As a natural resources professor, Decker has specialized in the integration of human thought and natural theory with wildlife policy and management. At the time of his appointment, he was researching stakeholder engagement in communal wildlife management, along with humans’ impact on natural environments. These topics coincide with his new position, which will address modern concerns regarding the effects of new technology on the ever-shrinking wilderness.
“Food and agriculture remain major global issues of importance to CALS, but today’s land-grant mission in the college has broadened in response to society’s concerns and emerging technologies,” said Decker, according to The Chronicle’s article.
He continued, “Every day, faculty, researchers and extension educators at CALS apply their talents and energies to improving people’s lives and responding to society’s changing needs. Our goal as a college is to help our faculty and staff be effective leaders, active collaborators and valued partners in a spectrum of efforts to address critical needs of society.”
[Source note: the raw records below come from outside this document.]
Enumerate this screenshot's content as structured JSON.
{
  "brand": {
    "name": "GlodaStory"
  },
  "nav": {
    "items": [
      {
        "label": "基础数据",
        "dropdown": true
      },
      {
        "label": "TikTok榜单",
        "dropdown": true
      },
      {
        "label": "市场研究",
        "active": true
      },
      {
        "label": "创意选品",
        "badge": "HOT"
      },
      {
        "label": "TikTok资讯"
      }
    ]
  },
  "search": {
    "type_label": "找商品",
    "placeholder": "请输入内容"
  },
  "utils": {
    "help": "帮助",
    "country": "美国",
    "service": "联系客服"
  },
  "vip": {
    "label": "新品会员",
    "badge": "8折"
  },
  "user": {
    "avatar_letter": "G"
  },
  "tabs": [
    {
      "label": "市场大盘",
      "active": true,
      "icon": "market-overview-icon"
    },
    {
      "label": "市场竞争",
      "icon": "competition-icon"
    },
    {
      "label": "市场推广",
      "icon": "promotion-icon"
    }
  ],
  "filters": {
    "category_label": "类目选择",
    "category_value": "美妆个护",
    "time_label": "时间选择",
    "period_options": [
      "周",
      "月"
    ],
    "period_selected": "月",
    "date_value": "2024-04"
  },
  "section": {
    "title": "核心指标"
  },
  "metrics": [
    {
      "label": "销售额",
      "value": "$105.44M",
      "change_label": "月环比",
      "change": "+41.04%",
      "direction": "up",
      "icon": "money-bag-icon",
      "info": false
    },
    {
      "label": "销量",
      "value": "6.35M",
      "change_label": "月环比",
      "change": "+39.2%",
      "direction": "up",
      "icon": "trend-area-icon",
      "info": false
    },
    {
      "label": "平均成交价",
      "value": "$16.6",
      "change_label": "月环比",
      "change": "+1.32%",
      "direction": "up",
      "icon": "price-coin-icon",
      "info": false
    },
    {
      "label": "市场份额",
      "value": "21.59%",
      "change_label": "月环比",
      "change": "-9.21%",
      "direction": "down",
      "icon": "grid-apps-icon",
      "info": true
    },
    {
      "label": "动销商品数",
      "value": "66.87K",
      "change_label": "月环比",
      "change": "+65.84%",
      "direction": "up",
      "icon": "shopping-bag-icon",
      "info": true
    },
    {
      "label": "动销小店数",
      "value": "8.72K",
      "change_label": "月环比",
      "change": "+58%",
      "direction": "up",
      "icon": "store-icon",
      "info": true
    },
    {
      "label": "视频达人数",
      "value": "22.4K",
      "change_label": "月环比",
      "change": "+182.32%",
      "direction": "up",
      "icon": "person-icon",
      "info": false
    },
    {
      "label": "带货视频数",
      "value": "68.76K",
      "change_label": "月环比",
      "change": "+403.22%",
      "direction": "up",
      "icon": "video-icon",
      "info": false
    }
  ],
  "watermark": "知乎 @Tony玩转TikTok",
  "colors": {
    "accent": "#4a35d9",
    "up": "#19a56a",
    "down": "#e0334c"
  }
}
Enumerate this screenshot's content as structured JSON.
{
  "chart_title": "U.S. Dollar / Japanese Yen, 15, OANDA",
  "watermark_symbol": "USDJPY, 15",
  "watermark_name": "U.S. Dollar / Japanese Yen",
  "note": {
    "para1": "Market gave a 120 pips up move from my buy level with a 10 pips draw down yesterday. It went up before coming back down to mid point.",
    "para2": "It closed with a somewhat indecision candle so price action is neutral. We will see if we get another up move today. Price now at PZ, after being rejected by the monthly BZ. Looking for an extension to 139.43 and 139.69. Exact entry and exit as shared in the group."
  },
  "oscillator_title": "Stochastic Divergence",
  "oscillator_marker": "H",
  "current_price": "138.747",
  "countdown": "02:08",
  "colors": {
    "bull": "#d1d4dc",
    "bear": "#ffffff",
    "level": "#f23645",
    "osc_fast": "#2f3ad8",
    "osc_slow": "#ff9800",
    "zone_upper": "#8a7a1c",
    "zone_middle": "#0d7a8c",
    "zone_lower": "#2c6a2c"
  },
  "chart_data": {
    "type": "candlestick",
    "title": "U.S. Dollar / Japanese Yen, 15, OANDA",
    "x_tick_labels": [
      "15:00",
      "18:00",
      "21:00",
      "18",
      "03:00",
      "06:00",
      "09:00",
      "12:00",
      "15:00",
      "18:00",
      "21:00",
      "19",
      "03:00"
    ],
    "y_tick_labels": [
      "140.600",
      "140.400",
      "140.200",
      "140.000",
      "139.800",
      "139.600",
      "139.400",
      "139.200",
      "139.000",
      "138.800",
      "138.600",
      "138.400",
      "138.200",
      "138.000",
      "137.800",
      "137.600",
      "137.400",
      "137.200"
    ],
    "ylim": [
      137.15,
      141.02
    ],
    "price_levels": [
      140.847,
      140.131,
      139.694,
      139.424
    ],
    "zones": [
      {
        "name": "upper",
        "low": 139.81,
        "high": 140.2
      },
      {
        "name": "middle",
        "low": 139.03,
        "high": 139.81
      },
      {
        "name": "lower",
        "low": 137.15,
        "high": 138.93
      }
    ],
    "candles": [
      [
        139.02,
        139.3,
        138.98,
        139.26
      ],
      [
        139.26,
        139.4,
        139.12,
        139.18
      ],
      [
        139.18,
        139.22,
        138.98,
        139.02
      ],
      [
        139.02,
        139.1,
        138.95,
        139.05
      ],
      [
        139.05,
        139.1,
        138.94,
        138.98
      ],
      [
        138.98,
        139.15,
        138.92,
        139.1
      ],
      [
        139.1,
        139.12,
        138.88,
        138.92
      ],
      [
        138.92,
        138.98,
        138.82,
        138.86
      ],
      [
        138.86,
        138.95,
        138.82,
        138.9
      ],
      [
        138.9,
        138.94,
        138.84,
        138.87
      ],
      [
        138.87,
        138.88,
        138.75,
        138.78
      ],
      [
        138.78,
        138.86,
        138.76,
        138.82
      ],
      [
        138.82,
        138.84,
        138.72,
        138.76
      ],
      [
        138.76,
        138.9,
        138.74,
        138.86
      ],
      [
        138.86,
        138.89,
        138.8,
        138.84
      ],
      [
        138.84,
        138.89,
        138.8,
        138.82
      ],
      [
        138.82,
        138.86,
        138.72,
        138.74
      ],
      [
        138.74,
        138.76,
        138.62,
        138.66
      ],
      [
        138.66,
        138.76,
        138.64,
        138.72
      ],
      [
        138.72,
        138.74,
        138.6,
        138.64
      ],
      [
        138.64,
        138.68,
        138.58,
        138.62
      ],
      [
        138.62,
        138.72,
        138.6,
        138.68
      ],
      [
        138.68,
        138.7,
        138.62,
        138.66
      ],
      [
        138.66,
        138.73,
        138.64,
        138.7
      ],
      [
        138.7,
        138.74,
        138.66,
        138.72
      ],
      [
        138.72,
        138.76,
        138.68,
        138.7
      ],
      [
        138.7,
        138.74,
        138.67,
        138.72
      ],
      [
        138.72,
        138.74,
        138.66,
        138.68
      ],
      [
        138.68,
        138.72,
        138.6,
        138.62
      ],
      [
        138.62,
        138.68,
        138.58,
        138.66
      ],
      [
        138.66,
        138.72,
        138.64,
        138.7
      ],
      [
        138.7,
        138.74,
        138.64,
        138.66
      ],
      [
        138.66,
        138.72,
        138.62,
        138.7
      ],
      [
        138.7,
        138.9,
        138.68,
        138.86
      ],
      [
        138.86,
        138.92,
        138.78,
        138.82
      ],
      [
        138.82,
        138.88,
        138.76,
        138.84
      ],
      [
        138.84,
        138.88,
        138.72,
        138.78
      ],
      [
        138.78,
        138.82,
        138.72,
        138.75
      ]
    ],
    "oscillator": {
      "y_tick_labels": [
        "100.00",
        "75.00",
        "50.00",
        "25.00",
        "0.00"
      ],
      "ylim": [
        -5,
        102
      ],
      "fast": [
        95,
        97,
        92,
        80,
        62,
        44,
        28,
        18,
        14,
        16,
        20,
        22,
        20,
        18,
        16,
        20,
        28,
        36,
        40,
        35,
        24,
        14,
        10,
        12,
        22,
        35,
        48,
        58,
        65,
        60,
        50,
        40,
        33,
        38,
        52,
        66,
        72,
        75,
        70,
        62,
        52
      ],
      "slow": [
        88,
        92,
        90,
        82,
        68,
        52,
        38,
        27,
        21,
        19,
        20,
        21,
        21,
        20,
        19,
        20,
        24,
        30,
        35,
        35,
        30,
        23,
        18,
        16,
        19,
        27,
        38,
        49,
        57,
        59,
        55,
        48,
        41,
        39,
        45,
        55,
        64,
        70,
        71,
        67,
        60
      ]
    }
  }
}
As part of his new position, Decker will both choose representatives for Cornell and act as one himself for various boards across the state that shape and affect public policy. He will also work with the directors of both the agriculture college’s experimental stations and Cornell Cooperative Extension to focus on current and potential benefits the college can provide for the state of New York and its citizens.
“We are very proud of CALS’s 100-plus years of service to Cornell’s land-grant mission and look forward to continuing that tradition,” he said, according to The Chronicle.
Decker taught at Cornell for 20 years after receiving his B.S., M.S. and Ph.D. from the University. He joined the Department of Natural Resources in 1976 as a research support specialist, then slowly moved up the ranks until he was named assistant professor in 1988. He was promoted to full professor in 1998 after serving as chair of natural resources from 1993 to 1996. From 1996 to 2001 he served as associate director of the Cornell University Agricultural Experiment Station (CUAES). Since then, he has served as associate dean of the agriculture college and full director of CUAES.